We are going out this Saturday but I am concerned whether he is meh about me but going out with me just cause. I also don’t know if Im just being paranoid. I do know frequent texting = false intimacy and it should be a green flag that he wants to meet me soon in person, but I feel like if he was interested in me he should put more efforts in our messages?
Should I give him a chance anyways by going to our date on Sat?
To give a timeline:
16feb - matched on hinge
19feb - asked me out on date
24feb - when our date is planned to be
From 16 feb until present he has only messaged me once per day and only responds to what Im saying, he diesnt ask me any questions about myself.
The only texts at night thing kinda giving married vibes....

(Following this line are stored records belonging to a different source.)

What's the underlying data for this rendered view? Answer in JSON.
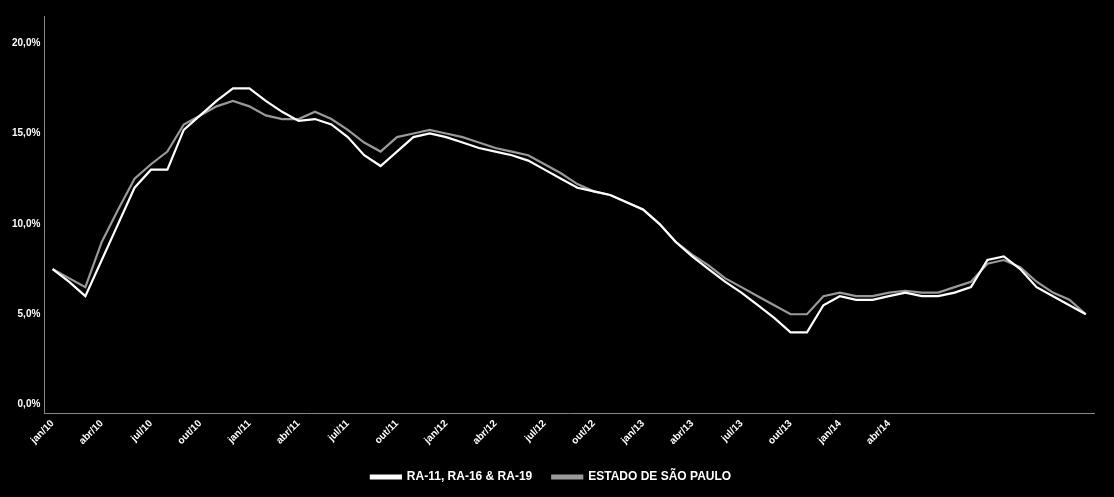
{
  "chart_data": {
    "type": "line",
    "categories": [
      "jan/10",
      null,
      null,
      "abr/10",
      null,
      null,
      "jul/10",
      null,
      null,
      "out/10",
      null,
      null,
      "jan/11",
      null,
      null,
      "abr/11",
      null,
      null,
      "jul/11",
      null,
      null,
      "out/11",
      null,
      null,
      "jan/12",
      null,
      null,
      "abr/12",
      null,
      null,
      "jul/12",
      null,
      null,
      "out/12",
      null,
      null,
      "jan/13",
      null,
      null,
      "abr/13",
      null,
      null,
      "jul/13",
      null,
      null,
      "out/13",
      null,
      null,
      "jan/14",
      null,
      null,
      "abr/14",
      null,
      null,
      null,
      null,
      null,
      null,
      null,
      null,
      null,
      null,
      null,
      null
    ],
    "series": [
      {
        "name": "RA-11, RA-16 & RA-19",
        "color": "#ffffff",
        "values": [
          0.075,
          0.068,
          0.06,
          0.08,
          0.1,
          0.12,
          0.13,
          0.13,
          0.152,
          0.16,
          0.168,
          0.175,
          0.175,
          0.168,
          0.162,
          0.157,
          0.158,
          0.155,
          0.148,
          0.138,
          0.132,
          0.14,
          0.148,
          0.15,
          0.148,
          0.145,
          0.142,
          0.14,
          0.138,
          0.135,
          0.13,
          0.125,
          0.12,
          0.118,
          0.116,
          0.112,
          0.108,
          0.1,
          0.09,
          0.082,
          0.075,
          0.068,
          0.062,
          0.055,
          0.048,
          0.04,
          0.04,
          0.055,
          0.06,
          0.058,
          0.058,
          0.06,
          0.062,
          0.06,
          0.06,
          0.062,
          0.065,
          0.08,
          0.082,
          0.075,
          0.065,
          0.06,
          0.055,
          0.05
        ]
      },
      {
        "name": "ESTADO DE SÃO PAULO",
        "color": "#999999",
        "values": [
          0.075,
          0.07,
          0.065,
          0.09,
          0.108,
          0.125,
          0.133,
          0.14,
          0.155,
          0.16,
          0.165,
          0.168,
          0.165,
          0.16,
          0.158,
          0.158,
          0.162,
          0.158,
          0.152,
          0.145,
          0.14,
          0.148,
          0.15,
          0.152,
          0.15,
          0.148,
          0.145,
          0.142,
          0.14,
          0.138,
          0.133,
          0.128,
          0.122,
          0.118,
          0.116,
          0.112,
          0.108,
          0.1,
          0.09,
          0.083,
          0.077,
          0.07,
          0.065,
          0.06,
          0.055,
          0.05,
          0.05,
          0.06,
          0.062,
          0.06,
          0.06,
          0.062,
          0.063,
          0.062,
          0.062,
          0.065,
          0.068,
          0.078,
          0.08,
          0.076,
          0.068,
          0.062,
          0.058,
          0.05
        ]
      }
    ],
    "ylim": [
      -0.005,
      0.215
    ],
    "yticks": [
      {
        "value": 0.0,
        "label": "0,0%"
      },
      {
        "value": 0.05,
        "label": "5,0%"
      },
      {
        "value": 0.1,
        "label": "10,0%"
      },
      {
        "value": 0.15,
        "label": "15,0%"
      },
      {
        "value": 0.2,
        "label": "20,0%"
      }
    ],
    "grid": false,
    "legend": "bottom"
  }
}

“He… said I have a nice smile.”
That’s an immediate block and delete.
100% of men who say this in the first few OLD messages are looking for warm holes. He is actively hunting women for sex, and you conveniently fell into his trap.
This man will not be your partner. He may be your rapist.
Move on.
P.S. Whether or not he is married is irrelevant. There are too many red flags even without him being married.
The texting at night thing throws me off. I had a guy that would only text me after midnight and I called him on it and he got defensive. I think he was cheating.
What the actual living hell does this post have to do with FDS whatsoever. Go ask Goddamn Cosmo your question.
The answer is the man hates you and texting and OLD aren't valid forms of human communication.
The lack of effort in asking anything about you and not adding meaningfully to the conversation is an instant nope from me.
Effort = interest.
Have you Googled to see if what you know about him checks out? I agree with others he is married.
Is this a joke ! He says that to every lady he matches with “ you have a nice smile “ we women Shoudl know this now
You lost me after only responds at night....block him
If you ever find yourself confused about a man, it's time to break up with him.
Why is there so many OLD related posts on here ?? 99.99999% of men on there are LV. It's against FDS principles to give your time to LVM or OLD apps/sites.
🚩using online dating apps when it's filled with the leftover dudes NOBODY WANTS
🚩responding to their night texts when they message everyone with a pulse during those hours
🚩 He has No social skills in person
🚩Wanting to have conversations with him through text when it's false intimacy and the guy is literally just on the toilet during these times
🚩Doesn't put any energy to do basic calls
This will be his BEST efforts if you decide to allow him into your life. It will only go down from here I promise. If he's already causing confusion it's the sign for me because when they like you they hate it when you're confused.
i think you should follow your gut. if you feel funny about going out with him, than it's a no. you could still go out with him to a very public place, please, and check the vibe (some people suck at texting but are nice in person). but i think you already lost interest because he doesn't seem that motivated to talk to you. too much texting is a red flag, but almost no texting is also a red flag. with men anything can be a red flag, really. if you actually go out with him, vet properly and stay safe!